Als die Family kürzlich in zwei kleinen Teichen - wie hier gemeinerweise üblich - den Fischen das Wasser unter dem Bauch wegpumpte (*Balaaaah*), kamen auch vier der üblichen dunklen Wasserschildkröten in den zweifelhaften Genuss, im Eimer zu landen. Zum Glück hatte sie unsere kleine Enkelin NamMon sofort in ihr Herz geschlossen und sie damit vor dem Kochtopf bewahrt.
Vorläufiges Endergebnis: eine halbierte große Regentonne wurde umgebaut zum "Aquarischildkrötium". Soweitsogut, aber:

*Was fressen die Biester??* Die einen sagen Pak Bung, die anderen Fischfutter -weiß jemand von euch was?

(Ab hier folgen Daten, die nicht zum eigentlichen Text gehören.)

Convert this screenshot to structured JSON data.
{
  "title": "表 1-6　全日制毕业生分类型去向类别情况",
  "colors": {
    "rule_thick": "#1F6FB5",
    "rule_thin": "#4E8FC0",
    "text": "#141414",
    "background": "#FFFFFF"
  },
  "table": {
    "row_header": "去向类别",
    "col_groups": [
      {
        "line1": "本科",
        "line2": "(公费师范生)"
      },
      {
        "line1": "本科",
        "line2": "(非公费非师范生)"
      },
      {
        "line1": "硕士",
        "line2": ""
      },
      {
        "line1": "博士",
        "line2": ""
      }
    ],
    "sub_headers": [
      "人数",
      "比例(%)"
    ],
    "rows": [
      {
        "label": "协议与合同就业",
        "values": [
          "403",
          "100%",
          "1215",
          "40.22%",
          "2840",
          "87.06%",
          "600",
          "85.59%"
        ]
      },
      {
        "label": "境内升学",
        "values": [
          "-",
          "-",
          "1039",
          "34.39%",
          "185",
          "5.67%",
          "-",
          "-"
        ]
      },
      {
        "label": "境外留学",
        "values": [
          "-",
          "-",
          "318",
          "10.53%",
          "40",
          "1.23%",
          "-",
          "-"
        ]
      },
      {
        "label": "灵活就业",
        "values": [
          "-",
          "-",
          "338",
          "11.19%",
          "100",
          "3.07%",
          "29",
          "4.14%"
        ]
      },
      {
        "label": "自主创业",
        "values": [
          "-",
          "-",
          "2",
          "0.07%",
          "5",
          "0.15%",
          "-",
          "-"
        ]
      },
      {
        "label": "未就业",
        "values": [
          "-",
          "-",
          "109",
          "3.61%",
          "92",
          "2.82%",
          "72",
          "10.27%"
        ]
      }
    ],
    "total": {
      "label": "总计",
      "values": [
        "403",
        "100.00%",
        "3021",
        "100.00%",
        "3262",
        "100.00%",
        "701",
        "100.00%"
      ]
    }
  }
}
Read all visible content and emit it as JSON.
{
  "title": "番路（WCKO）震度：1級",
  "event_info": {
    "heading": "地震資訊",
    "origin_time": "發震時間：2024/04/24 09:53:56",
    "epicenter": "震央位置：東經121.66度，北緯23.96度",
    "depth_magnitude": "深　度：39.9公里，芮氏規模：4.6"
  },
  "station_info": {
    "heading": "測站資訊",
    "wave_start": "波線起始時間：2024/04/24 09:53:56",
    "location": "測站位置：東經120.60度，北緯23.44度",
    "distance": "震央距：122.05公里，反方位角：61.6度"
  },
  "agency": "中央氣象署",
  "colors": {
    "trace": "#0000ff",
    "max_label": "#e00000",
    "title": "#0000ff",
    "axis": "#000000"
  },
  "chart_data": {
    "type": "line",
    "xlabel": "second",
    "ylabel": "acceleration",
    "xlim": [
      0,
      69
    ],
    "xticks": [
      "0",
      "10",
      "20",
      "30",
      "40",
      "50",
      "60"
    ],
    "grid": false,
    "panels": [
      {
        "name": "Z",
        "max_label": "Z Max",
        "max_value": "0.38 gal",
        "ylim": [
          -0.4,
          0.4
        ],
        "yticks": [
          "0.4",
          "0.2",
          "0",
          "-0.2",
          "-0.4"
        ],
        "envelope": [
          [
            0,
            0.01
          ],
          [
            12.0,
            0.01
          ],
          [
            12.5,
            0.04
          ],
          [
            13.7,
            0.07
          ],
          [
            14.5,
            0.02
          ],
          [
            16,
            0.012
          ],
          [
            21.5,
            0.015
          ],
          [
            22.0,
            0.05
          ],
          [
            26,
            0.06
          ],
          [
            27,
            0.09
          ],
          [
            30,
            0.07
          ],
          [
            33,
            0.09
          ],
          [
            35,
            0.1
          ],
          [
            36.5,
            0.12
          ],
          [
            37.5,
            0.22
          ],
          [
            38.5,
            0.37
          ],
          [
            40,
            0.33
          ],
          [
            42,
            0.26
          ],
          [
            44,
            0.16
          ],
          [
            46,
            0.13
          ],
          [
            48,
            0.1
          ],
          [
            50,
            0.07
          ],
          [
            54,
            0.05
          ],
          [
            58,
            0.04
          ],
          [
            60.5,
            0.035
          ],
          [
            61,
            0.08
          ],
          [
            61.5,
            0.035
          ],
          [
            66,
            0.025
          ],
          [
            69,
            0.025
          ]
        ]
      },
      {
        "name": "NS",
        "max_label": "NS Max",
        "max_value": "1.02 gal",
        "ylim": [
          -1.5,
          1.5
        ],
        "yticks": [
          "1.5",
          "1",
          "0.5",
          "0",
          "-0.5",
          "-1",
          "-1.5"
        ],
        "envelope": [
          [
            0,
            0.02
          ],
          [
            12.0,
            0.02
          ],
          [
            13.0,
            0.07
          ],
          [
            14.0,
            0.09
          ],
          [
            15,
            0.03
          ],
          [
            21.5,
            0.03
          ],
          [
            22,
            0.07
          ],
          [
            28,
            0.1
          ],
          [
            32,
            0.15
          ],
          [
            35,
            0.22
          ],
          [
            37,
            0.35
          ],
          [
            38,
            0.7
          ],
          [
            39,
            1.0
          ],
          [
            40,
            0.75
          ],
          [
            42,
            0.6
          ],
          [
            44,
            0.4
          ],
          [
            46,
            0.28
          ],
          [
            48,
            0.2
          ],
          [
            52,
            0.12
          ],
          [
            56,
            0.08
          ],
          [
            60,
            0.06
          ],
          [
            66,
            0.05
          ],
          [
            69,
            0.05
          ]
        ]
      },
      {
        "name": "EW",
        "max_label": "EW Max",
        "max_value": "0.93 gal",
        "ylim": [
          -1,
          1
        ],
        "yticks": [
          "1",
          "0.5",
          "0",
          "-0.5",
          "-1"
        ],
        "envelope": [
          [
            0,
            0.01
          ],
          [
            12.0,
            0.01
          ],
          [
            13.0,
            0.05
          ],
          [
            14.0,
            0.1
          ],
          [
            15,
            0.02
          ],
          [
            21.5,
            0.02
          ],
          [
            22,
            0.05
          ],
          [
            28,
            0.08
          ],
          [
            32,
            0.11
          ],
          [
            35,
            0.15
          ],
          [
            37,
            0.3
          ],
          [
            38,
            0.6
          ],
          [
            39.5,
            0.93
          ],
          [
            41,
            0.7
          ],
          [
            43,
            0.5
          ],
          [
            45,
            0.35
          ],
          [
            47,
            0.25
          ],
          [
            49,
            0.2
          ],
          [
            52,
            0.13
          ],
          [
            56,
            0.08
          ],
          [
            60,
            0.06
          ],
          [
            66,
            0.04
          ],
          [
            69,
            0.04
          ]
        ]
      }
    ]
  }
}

              Grüßle  Gerhard



Sumpfschildkröte – unter Naturschutz und auf allen Märkten im Angebot...

----------


## wein4tler

Wasserschildkröten können nicht an Land essen, weil sie keinen Speichel haben und Wasser zum Schlucken brauchen. 
Fisch muss mindestens drei Mal pro Woche gefüttert werden. Ohne Fischfütterung kann es zu Vitamin B-Mangel kommen. Man kann auch Shrimps füttern.
Natürlich brauchen sie auch pflanzliche Nahrung, aber kein Obst (führt wegen des spezielen Darms zu Blähungen). 
In Europa gibt es in Tierhandlungen schon spezielle Nahrung für diese Schildkröten in Form von Pelletts, die alle wichtigen Stoffe enthalten.

----------


## schiene

ist zwar für Halter in Europa geschrieben aber sicher findest du hier auch was ..
http://www.wasserschildkroete.de/Gru...tenhaltung.htm

----------